Australian national park

Jerrawangala National Park is located in New South Wales, Australia in the South Coast region. It is home to several endangered species and many different species of vertebrate. In 2013, the park attracted attention when several large, illegal cannabis plantations were found in the middle of the park; police had to winch their way in with helicopters to confiscate some of the plants.

== Wildlife ==
A wide variety of vertebrates have been reported from the park, including, according to the NSW National Parks & Wildlife Service, 14 species of amphibians, 19 mammals, 23 reptiles, and nearly 60 different species of birds. Several endangered species, both animal and plant, are found in the park, notably including rare orchids such as leek orchids. The endangered giant burrowing frog is also found there. Bat populations in the park are such that one study captured 38 individuals in five different species in just one night.
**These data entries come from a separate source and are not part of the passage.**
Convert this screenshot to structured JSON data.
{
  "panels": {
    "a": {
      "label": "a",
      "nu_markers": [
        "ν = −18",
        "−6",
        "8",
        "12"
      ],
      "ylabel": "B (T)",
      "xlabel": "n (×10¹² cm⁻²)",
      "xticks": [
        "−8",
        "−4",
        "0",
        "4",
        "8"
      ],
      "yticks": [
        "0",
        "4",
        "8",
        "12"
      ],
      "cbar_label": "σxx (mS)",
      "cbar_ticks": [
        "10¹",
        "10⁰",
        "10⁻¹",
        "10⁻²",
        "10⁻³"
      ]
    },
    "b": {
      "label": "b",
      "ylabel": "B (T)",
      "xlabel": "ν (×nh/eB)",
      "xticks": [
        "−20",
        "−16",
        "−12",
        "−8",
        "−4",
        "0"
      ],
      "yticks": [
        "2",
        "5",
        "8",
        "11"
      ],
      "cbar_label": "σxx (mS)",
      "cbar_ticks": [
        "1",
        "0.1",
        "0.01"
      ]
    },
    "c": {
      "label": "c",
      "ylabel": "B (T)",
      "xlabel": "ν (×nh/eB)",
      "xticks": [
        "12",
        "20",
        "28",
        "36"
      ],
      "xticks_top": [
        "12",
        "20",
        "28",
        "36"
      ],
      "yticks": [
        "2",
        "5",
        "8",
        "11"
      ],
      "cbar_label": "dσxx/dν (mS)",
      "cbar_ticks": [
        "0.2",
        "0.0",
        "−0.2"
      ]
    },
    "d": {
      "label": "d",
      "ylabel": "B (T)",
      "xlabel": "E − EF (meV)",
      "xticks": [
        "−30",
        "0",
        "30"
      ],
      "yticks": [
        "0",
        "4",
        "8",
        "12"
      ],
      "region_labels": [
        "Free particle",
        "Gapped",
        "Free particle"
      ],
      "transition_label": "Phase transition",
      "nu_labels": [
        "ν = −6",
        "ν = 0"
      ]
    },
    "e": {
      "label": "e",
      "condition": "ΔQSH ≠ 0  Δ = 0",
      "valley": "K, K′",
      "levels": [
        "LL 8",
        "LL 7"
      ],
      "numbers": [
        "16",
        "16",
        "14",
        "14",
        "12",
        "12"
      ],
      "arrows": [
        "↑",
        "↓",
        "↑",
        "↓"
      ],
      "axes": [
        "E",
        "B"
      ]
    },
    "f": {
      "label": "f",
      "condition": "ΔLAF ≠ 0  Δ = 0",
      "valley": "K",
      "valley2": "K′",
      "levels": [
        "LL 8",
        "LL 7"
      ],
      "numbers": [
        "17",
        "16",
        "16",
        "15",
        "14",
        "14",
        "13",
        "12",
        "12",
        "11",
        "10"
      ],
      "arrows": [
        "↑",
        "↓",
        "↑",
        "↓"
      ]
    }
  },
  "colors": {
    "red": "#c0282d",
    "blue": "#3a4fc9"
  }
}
The park is at moderate risk of dangerous bushfires; it was severely affected by the 2001 bushfire season. Nearly all of the park was impacted by the 2019-20 bushfire season, which was unprecedentedly large and catastrophic.

== Cannabis incident ==
In January 2013, police officers found and seized a total of $279,000 (AUD) worth of cannabis plants, being grown deep in the national park, west of the town of Sussex Inlet. Cannabis cultivation for personal use or without a licence is illegal in New South Wales, and is an imprisonable offence.

The first two plantations were found on 21 January by Nowra police officers and the Rural Fire Service. It was protected by rabbit traps, fences, and wire, and reportedly had several "established watering systems". On 22 January, five more cannabis plantations were found nearby, protected by more animal traps and even trip wires – the police had to winch their way in with helicopters to confiscate some of the plants.